Alongside Weatherford’s spare verses, Wood’s paintings fairly explode with vivid visual motifs of quilts and confinement, with thickly brushed images rigidly squeezed and folded within borders that strain to hold them. As recently freed Brown pens his Narrative, he has little room to move at his wooden table, penned in by childhood memory and the haunting framework of an empty box. When he works the wide-open tobacco field, his stooped posture has no wiggle room between earth and sky.

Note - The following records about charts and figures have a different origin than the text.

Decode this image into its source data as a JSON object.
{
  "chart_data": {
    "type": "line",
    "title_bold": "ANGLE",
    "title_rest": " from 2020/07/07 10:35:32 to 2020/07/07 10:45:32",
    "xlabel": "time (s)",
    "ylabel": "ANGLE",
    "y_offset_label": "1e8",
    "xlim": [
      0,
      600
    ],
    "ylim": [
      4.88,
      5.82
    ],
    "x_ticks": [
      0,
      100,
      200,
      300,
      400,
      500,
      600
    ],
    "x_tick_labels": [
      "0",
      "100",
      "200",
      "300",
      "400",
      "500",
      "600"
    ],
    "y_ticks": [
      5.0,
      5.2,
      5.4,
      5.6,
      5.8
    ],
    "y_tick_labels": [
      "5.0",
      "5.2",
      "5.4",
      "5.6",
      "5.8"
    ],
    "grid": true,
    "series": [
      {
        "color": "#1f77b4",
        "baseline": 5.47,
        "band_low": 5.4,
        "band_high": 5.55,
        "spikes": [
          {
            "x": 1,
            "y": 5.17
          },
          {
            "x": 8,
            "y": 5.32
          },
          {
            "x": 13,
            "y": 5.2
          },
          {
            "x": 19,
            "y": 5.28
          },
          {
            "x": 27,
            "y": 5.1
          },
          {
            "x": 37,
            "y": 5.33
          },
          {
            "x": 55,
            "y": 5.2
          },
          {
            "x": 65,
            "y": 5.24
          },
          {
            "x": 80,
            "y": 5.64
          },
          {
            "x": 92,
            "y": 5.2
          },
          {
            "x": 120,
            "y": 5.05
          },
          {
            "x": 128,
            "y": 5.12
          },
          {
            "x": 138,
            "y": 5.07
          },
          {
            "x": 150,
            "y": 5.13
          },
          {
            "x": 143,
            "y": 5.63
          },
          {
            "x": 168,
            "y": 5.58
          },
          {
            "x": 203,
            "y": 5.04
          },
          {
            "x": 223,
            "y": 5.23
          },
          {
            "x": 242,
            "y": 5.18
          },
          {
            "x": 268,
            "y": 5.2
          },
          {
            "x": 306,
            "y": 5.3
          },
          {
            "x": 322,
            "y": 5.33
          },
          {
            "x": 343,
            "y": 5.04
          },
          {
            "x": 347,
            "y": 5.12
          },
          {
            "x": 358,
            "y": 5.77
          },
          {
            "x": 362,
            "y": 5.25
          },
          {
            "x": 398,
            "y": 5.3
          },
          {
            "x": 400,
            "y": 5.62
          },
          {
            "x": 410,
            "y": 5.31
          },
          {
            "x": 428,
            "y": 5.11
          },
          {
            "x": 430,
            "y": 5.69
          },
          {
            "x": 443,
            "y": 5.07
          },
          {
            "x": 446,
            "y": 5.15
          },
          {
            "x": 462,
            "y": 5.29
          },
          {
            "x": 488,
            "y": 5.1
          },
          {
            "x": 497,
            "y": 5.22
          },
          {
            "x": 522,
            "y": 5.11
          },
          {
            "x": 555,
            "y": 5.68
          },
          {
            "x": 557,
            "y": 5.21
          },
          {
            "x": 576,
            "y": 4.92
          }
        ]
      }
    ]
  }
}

Even as he flees antebellum America for safety in England, he’s still entrapped—a rigid bust perched on the deck of a wooden vessel, weighted down by heavy sails and heavier skies. Wood foreshortens backgrounds with a forward press of geometric patterns, many drawn from quilts that provided both functional signage and symbolic iconography for enslaved people seeking freedom. Tumbling blocks in particular are sensitively deployed to reiterate the figure of Brown’s famed crate (see this month’s cover) and the continuous cascade of confinements that constrained people without true liberty.

Our last view of Henry Brown finds him walking resolutely down a broken rail track, upright and in full stride, following a dove of peace.: “Freedom/ Is/ Fragile./ Handle/ With/ Care.” Middle grade- and school readers are at an ideal age to begin unpacking Brown’s story, and the harmonious interplay of word and image will invite youth with strong preference for either literary or visual formats to join in common discussion of the concept of freedom. An appended timeline sets Brown’s story into context of national events; a bibliography is included, as well as notes from Weatherford and Woods discussing their creative processes. (See p. 411 for publication information.)